Geological Observations on South America
Geological Observations on South America is a book written by the English naturalist Charles Darwin. The book was published in 1846, and is based on his travels during the second voyage of HMS Beagle, commanded by captain Robert FitzRoy. HMS Beagle arrived in South America to map out the coastlines and islands of the region for the British Navy. On the journey, Darwin collected fossils and plants, and recorded the continent's geological features.
It is the third book in a series of geology books written by Darwin, which also includes The Structure and Distribution of Coral Reefs, published in 1842, and Geological Observations on the Volcanic Islands visited during the Voyage of H.M.S. Beagle, published in 1844. It took Darwin four years to write and complete the entire series, from 1842 to 1846. According to his diaries, Geological Observations of South America was written between July 1844 to April 1845.
The text contains eight chapters along with appendices on Darwin's Mesozoic and Tertiary fossils. It describes his travels through the regions of modern Chile, Brazil, and Argentina, including the Pampas, Patagonia, and the Andes. With this book Darwin became the first to describe and name Navidad Formation, the reference unit for the marine Neogene in Chile. Darwin established relatives ages for rock units in the high Andes near Potillo. Metamorphic rocks were older than intruding red granites found in the area. By establishing, with aid of fossils, a Cretaceous age for some strata in the high Andes Darwin set time constrains for uplift of the Andes. He did further posited that the western part of the Andes (hinterland) rose before the eastern part, an idea later verified to be correct not only for the part of the Andes he visited but for orogenic mountains in general.

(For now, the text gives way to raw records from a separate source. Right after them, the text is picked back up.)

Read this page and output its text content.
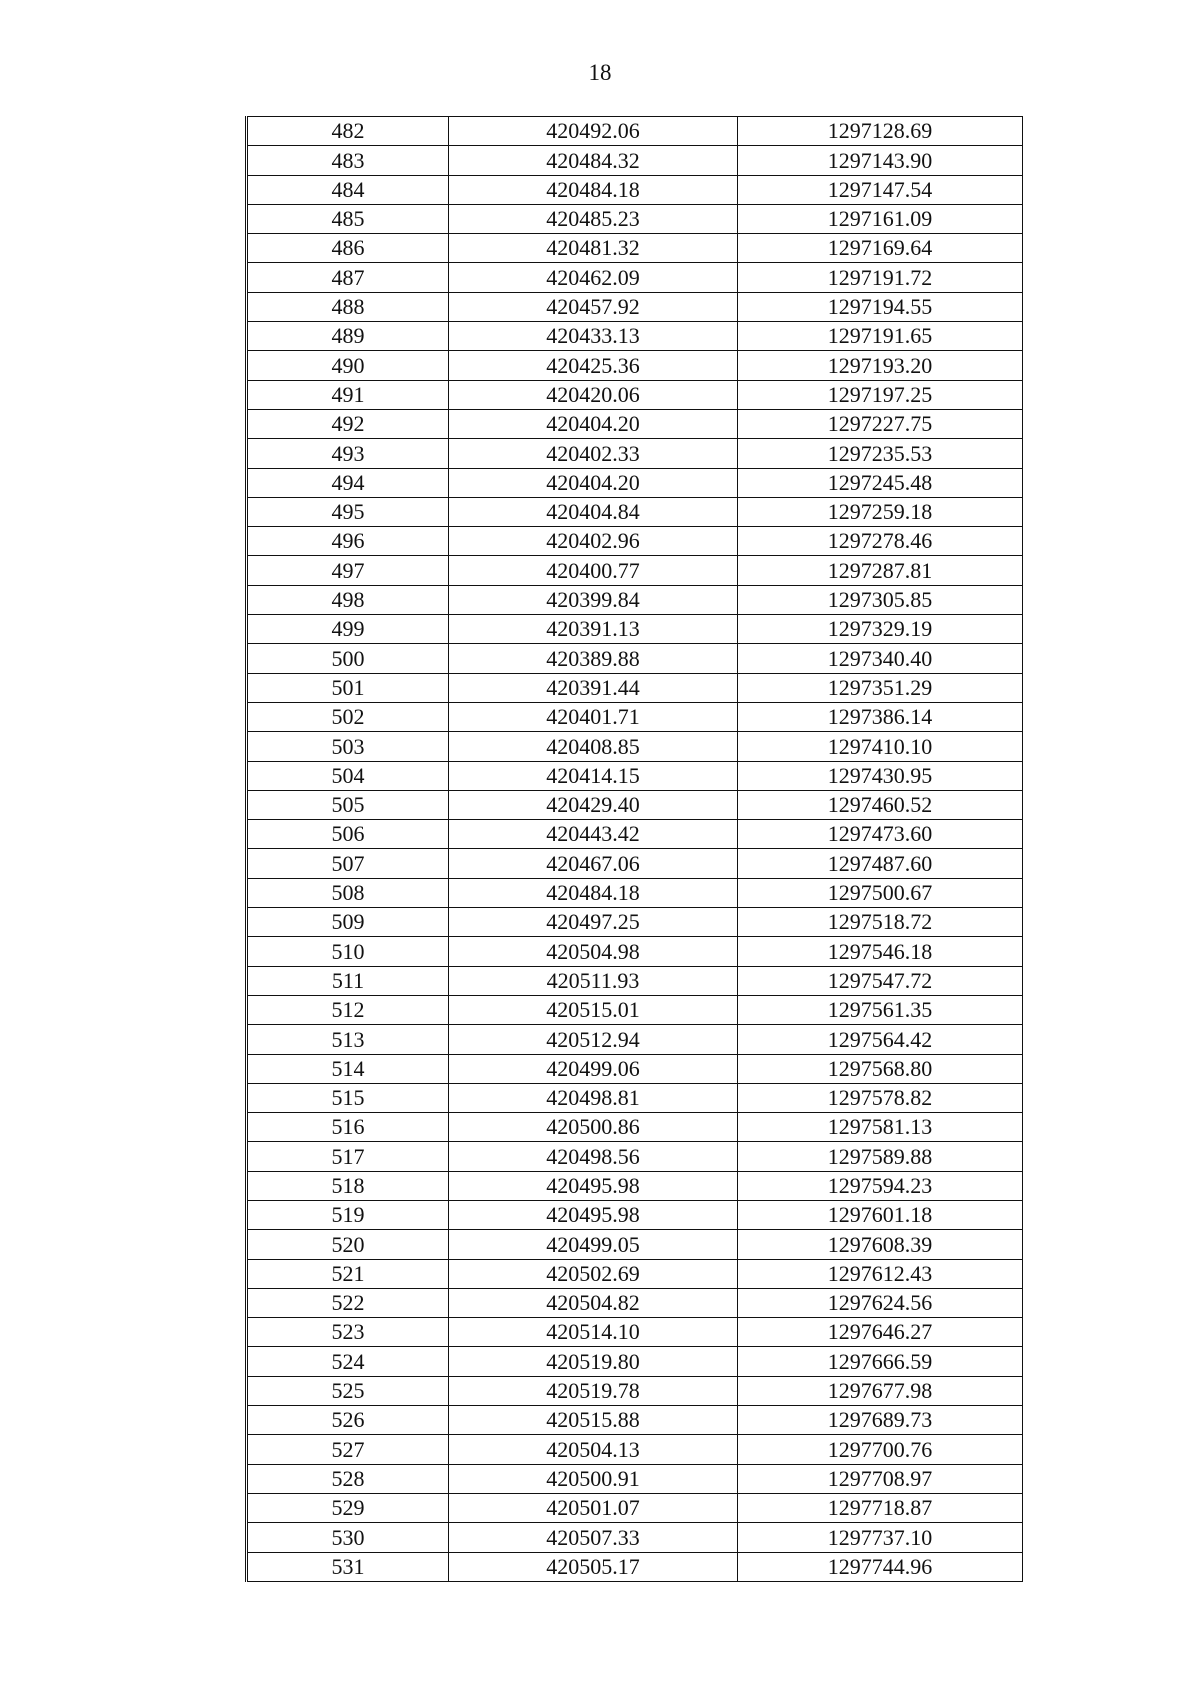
18
482	420492.06	1297128.69
483	420484.32	1297143.90
484	420484.18	1297147.54
485	420485.23	1297161.09
486	420481.32	1297169.64
487	420462.09	1297191.72
488	420457.92	1297194.55
489	420433.13	1297191.65
490	420425.36	1297193.20
491	420420.06	1297197.25
492	420404.20	1297227.75
493	420402.33	1297235.53
494	420404.20	1297245.48
495	420404.84	1297259.18
496	420402.96	1297278.46
497	420400.77	1297287.81
498	420399.84	1297305.85
499	420391.13	1297329.19
500	420389.88	1297340.40
501	420391.44	1297351.29
502	420401.71	1297386.14
503	420408.85	1297410.10
504	420414.15	1297430.95
505	420429.40	1297460.52
506	420443.42	1297473.60
507	420467.06	1297487.60
508	420484.18	1297500.67
509	420497.25	1297518.72
510	420504.98	1297546.18
511	420511.93	1297547.72
512	420515.01	1297561.35
513	420512.94	1297564.42
514	420499.06	1297568.80
515	420498.81	1297578.82
516	420500.86	1297581.13
517	420498.56	1297589.88
518	420495.98	1297594.23
519	420495.98	1297601.18
520	420499.05	1297608.39
521	420502.69	1297612.43
522	420504.82	1297624.56
523	420514.10	1297646.27
524	420519.80	1297666.59
525	420519.78	1297677.98
526	420515.88	1297689.73
527	420504.13	1297700.76
528	420500.91	1297708.97
529	420501.07	1297718.87
530	420507.33	1297737.10
531	420505.17	1297744.96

Darwin, in a letter to the geologist Charles Lyell, wrote that the book was "dreadfully dull, yet much condensed." He put a great deal of effort into writing the book, but sardonically commented that "geologists never read each other's works, and that the only object in writing a book is a proof of earnestness, and that you do not form your opinions without undergoing labour of some kind."
In the book, Darwin voiced sceptical support for the "crater of elevation" theory. The theory proposed that volcanoes were not the product of lavas, but are pushed up from within. Darwin later rejected the theory when sufficient evidence was demonstrated by the geologist Charles Lyell to disprove it.
Francis Darwin, a botanist and the son of Charles Darwin, wrote that the book was significant for the "evidence which it brought forward to prove the slow interrupted elevation of the South American continent during a recent geological period." Darwin's geological work is not considered as notable as his work is biology, but nevertheless was important in advancing "the general reception of Lyell's teaching."